My guess is that you’ll win, through the attrition of time, on the Keystone pipeline itself, but you won’t have actually gained anything by the victory.
What’s wrong, Dana, is that Rethugs have filibustered EVERYthing under this president, and that D’s like Carper have caved in the rare instances when a filibuster is the only tool available to them to oppose bad proposals from R presidents, all in the expressed ‘spirit of bipartisanship’.
Dubya got almost everything he wanted from Congress, Obama got almost nothing, and it’s been by Rethug design.
The only so-called ‘bipartisans’ in Congress are the Stockholm Syndrome D’s.

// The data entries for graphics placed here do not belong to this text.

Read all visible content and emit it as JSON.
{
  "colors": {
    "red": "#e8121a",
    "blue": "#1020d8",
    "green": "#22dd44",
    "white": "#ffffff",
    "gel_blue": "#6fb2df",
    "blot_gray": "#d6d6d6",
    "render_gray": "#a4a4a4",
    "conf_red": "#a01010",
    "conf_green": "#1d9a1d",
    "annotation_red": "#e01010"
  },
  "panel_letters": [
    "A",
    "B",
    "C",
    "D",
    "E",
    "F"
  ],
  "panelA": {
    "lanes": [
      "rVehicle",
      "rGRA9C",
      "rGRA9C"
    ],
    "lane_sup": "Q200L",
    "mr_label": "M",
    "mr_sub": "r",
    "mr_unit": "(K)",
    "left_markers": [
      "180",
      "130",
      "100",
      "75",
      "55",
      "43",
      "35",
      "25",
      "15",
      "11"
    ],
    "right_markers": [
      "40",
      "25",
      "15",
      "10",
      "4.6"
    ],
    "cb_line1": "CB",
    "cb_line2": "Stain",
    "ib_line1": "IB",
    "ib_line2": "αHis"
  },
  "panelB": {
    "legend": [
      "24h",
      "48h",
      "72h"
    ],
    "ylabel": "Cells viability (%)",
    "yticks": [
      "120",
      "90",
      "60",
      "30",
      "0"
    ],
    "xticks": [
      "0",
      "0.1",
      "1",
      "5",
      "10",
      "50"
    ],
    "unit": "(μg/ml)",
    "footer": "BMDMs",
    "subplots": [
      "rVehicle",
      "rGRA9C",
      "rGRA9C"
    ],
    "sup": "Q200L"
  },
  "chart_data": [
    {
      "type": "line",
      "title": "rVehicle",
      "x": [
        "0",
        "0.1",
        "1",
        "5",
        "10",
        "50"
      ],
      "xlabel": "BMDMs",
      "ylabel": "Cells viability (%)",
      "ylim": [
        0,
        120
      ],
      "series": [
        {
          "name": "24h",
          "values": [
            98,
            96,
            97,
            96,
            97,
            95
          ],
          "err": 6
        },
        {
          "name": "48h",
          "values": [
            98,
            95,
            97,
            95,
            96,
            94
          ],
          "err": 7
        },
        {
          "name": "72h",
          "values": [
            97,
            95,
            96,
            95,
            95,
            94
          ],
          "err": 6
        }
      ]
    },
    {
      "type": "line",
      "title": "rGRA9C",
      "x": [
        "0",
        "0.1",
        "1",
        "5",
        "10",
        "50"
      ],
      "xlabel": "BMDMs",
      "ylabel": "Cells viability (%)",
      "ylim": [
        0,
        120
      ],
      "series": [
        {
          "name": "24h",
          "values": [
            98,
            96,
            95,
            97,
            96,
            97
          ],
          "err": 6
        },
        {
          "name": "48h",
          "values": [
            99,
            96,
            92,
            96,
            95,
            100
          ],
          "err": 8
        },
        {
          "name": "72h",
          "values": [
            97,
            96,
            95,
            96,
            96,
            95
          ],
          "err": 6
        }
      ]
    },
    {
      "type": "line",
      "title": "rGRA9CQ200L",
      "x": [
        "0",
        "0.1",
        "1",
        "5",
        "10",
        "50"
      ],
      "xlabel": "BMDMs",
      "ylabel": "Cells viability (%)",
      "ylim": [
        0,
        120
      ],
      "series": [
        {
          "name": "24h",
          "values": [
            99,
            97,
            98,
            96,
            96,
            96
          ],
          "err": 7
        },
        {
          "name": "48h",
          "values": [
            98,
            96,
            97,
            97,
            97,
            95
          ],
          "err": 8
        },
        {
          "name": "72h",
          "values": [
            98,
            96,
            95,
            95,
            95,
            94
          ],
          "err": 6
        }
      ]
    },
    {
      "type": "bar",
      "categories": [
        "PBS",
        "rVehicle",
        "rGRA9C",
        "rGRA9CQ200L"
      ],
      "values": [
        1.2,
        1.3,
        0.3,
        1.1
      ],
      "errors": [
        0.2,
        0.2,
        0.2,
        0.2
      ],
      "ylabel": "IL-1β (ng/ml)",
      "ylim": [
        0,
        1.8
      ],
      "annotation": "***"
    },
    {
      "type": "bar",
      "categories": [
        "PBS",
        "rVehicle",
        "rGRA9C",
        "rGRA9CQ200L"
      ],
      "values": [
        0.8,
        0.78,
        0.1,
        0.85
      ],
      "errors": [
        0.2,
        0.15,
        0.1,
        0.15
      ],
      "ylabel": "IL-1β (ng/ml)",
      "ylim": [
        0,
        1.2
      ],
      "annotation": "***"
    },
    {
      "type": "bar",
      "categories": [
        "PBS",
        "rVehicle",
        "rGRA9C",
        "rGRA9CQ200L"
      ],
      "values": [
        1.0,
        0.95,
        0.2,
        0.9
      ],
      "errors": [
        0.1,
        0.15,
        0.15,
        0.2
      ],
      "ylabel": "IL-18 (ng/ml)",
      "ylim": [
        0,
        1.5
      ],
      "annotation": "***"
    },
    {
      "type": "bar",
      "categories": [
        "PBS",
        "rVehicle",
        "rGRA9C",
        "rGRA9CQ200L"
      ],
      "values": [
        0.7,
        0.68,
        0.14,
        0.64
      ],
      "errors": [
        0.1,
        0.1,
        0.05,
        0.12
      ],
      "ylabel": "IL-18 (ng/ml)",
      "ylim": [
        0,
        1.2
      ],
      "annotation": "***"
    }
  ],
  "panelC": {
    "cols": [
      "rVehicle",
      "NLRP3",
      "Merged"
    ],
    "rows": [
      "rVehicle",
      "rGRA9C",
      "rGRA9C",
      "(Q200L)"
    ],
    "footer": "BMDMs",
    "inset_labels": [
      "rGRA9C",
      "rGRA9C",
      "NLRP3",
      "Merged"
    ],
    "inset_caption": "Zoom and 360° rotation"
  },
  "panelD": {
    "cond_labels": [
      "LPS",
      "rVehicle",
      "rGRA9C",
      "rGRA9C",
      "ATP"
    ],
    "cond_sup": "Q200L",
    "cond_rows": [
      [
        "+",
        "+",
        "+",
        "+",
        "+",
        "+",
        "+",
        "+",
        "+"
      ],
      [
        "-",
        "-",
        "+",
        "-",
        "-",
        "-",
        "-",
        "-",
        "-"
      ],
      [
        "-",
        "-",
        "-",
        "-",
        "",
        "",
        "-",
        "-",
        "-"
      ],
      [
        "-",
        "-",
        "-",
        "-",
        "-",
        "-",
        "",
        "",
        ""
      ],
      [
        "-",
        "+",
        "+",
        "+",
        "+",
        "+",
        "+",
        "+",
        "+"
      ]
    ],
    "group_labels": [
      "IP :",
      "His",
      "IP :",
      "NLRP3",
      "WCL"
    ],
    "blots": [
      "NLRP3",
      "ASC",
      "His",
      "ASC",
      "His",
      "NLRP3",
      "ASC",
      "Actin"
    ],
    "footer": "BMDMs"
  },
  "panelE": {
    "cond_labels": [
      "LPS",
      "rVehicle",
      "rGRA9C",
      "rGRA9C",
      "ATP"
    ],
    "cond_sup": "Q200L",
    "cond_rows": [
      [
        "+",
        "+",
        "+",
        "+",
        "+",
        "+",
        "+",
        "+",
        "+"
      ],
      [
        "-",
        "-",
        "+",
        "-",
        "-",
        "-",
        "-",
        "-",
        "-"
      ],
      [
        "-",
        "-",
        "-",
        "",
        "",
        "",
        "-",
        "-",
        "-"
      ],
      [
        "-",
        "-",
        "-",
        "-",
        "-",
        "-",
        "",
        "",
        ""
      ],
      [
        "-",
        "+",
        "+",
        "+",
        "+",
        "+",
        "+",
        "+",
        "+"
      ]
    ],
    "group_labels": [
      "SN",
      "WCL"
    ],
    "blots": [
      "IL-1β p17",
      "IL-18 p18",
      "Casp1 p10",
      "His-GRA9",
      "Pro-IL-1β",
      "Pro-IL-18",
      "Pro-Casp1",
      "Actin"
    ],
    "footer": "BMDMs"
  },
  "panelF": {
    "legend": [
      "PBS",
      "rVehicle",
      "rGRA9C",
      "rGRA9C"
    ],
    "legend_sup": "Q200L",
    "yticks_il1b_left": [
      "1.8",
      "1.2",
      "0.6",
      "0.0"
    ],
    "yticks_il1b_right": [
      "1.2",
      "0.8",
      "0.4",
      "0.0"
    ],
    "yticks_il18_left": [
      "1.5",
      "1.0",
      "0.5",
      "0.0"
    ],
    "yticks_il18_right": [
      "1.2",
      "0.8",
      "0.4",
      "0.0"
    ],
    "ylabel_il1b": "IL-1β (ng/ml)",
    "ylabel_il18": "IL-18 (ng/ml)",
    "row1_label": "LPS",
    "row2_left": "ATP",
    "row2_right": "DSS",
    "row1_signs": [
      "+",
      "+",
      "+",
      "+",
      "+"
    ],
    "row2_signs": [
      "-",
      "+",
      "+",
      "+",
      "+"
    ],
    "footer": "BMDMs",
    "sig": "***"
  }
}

Mr Somnambulo, the Republicans haven’t had to filibuster much since January of 2011, other than judicial nominations, something I assume you approve of, given your first comment on this thread. Harry Reid took away that weapon concerning nominations, something the Democrats saw as horrible when the “nuclear option” was proposed while George Bush was President.
Given that the President is almost certainly going to veto this legislation even if it passes, I’m not sure why the Democrats are expending the energy to block the vote. Senator Landrieu gets her vote, which may or — more probably — may not help her in the run-off election, and the law still doesn’t pass. The Democrats who think that they need to vote for the pipeline get their vote, and the President who can’t run for re-election again takes whatever political heat there is for the veto.
The vote is done. Keystone XL fails to pass. DESPITE Carper’s yes vote. Good job dude. As far as I can tell, you are the only Democrat from a solidly blue state to vote yes. And for what? The bill still failed, and your anti-fan club is riled up. Casey (D-Pa) also voted yes, but PA is now a quasi-oil state, so I can _almost_ understand. The Dem from S. Dakota voted no! Y
You sir, are a disgrace. I’m thinking about registering as an “I” so I can run against you in the general.
EvolvDE wrote:
If you believe that Senator Carper is so terrible, and needs to be challenged from the left, wouldn’t the Democratic primary be the better place to do that? It was though the primaries that the TEA Party challenged moderate Republicans, and even knocked off a few.
Of course, y’all could do both, challenge him in the primary, and again in the general election as an independent.
Carper has now shifted back to saying that his vote was a vote designed to usher in a new golden age of bipartisan cooperTion on climate change. I feel sorry for anybody who buys that bullshit.